Wednesday, June 2, 2004

Fiscal Conservatism

I have grown so powerfully annoyed with every straight-faced, strong-jawed politically reasonable Democratic nominee vainly claiming the paradoxical title of "social liberal, fiscal conservative." I would venture that the two descriptions are mutually exclusive (based on my understanding of the phrase, fiscally conservative). That is, they favor (i) a nearly "flat-tax" (because it's "fair", at least, based upon the grade-school understanding of the notion), (ii) minimal spending on educational and social programs and (iii) corporate subsidies (read welfare for the rich - because baby-Jesus knows we have to protect our biggest businesses so that the benefits trickle-down to the underlings, notwithstanding the direct conflict with free-market capitalism). The problem with those policies, other than their apparent disconnect from good economic theory, is that they make social-liberalism necessarily impossible. The problem is that poverty, and its repercussions: crime, disease, starvation, etc., is already a tax on the entire society, but one, which, by definition, weighs heaviest on the poor. Thus, social taxation is already regressive, and fiscal-conservatism exists only to exacerbate it. This is anything but socially liberal; it’s atavistic and socially irresponsible. How can generally well-educated people ignore basic logic, or history for that matter, which has confirmed, if there was ever any doubt, that growing disparities in economic well-being simply cannot last and will have to be confronted one way or the other. In the prescient words of Rage Against the Machine: "hungry people won't stay hungry for long!"
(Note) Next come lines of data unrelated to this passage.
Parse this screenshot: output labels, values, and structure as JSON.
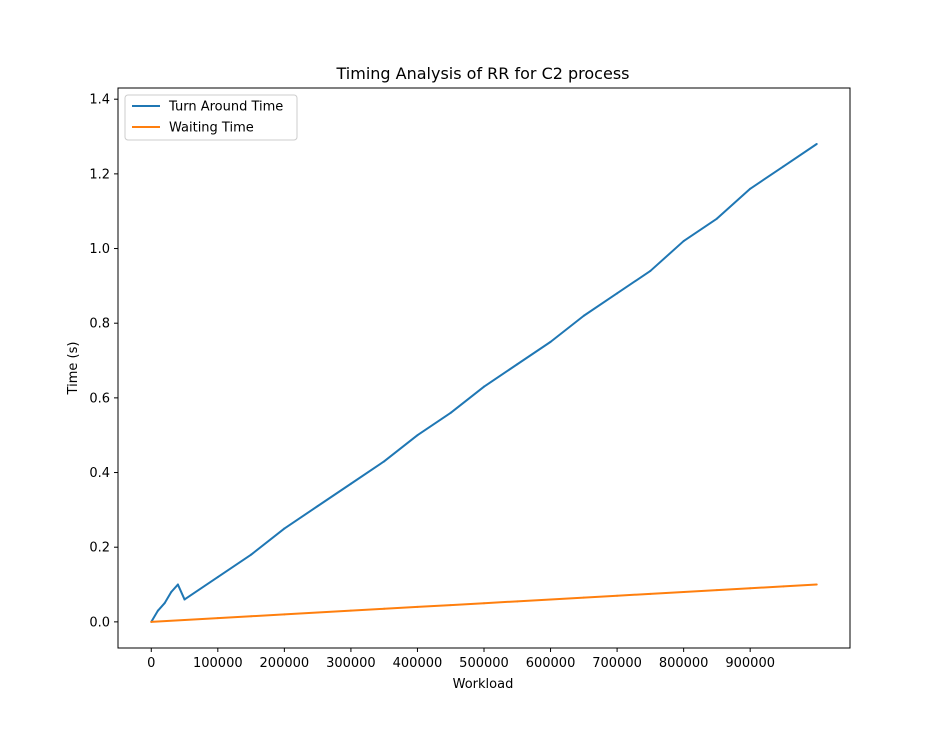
{
  "chart_data": {
    "type": "line",
    "title": "Timing Analysis of RR for C2 process",
    "xlabel": "Workload",
    "ylabel": "Time (s)",
    "xlim": [
      -50000,
      1050000
    ],
    "ylim": [
      -0.07,
      1.43
    ],
    "xticks": [
      0,
      100000,
      200000,
      300000,
      400000,
      500000,
      600000,
      700000,
      800000,
      900000
    ],
    "yticks": [
      0.0,
      0.2,
      0.4,
      0.6,
      0.8,
      1.0,
      1.2,
      1.4
    ],
    "xtick_labels": [
      "0",
      "100000",
      "200000",
      "300000",
      "400000",
      "500000",
      "600000",
      "700000",
      "800000",
      "900000"
    ],
    "ytick_labels": [
      "0.0",
      "0.2",
      "0.4",
      "0.6",
      "0.8",
      "1.0",
      "1.2",
      "1.4"
    ],
    "grid": false,
    "legend_position": "top-left",
    "series": [
      {
        "name": "Turn Around Time",
        "color": "#1f77b4",
        "x": [
          0,
          10000,
          20000,
          30000,
          40000,
          50000,
          100000,
          150000,
          200000,
          250000,
          300000,
          350000,
          400000,
          450000,
          500000,
          550000,
          600000,
          650000,
          700000,
          750000,
          800000,
          850000,
          900000,
          950000,
          1000000
        ],
        "y": [
          0.0,
          0.03,
          0.05,
          0.08,
          0.1,
          0.06,
          0.12,
          0.18,
          0.25,
          0.31,
          0.37,
          0.43,
          0.5,
          0.56,
          0.63,
          0.69,
          0.75,
          0.82,
          0.88,
          0.94,
          1.02,
          1.08,
          1.16,
          1.22,
          1.28
        ]
      },
      {
        "name": "Waiting Time",
        "color": "#ff7f0e",
        "x": [
          0,
          50000,
          100000,
          150000,
          200000,
          250000,
          300000,
          350000,
          400000,
          450000,
          500000,
          550000,
          600000,
          650000,
          700000,
          750000,
          800000,
          850000,
          900000,
          950000,
          1000000
        ],
        "y": [
          0.0,
          0.005,
          0.01,
          0.015,
          0.02,
          0.025,
          0.03,
          0.035,
          0.04,
          0.045,
          0.05,
          0.055,
          0.06,
          0.065,
          0.07,
          0.075,
          0.08,
          0.085,
          0.09,
          0.095,
          0.1
        ]
      }
    ]
  }
}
Conservatives (fiscally or otherwise) have always been behind politically (its the natural outcome of conservatism), and they will continue to be. In fact, I think history can be simply defined as the proving of conservatives wrong, their ideology slowing giving way to the realities of progress. It’s just a matter of time and circumstance. Progressives, not ironically, come up with progressive ideas, conservatives bitch and moan about how things were different/better when they were young, how it's just not fair, charge us with utopist naivete, and then a century later fold and pretend they were on board the whole time. Just imagine if you could describe our current government to some fiscally conservative Republicans from the turn of the 20th century (i.e. McKinley), he would think we were all socialists. Describe our new national education program ("Leave no middle-class white kid behind"), nationalized prescription-drug bill ("Leave no voting senior citizen behind"), or our national faith-based programs ("Leave no potential convert to Christianity behind"), and George W. Bush would seem like Leon Trotsky.

Presidentially speaking, I think Kucinich is far and away the best candidate. However, he's shackled by his reasonableness, and will be relegated to the role of primer for future real-liberals (he's the Adlai Stevenson of the early 21st century). The rest of them (Sharpton and Brown excluded) are all just water-downed conservatives. Dean's a little better than the rest, but not much. The wrestling scream was the best thing I have seen out of him so far. That being said, any of them would be an indescribably vast improvement on the current administration, and will likely have my reluctant vote.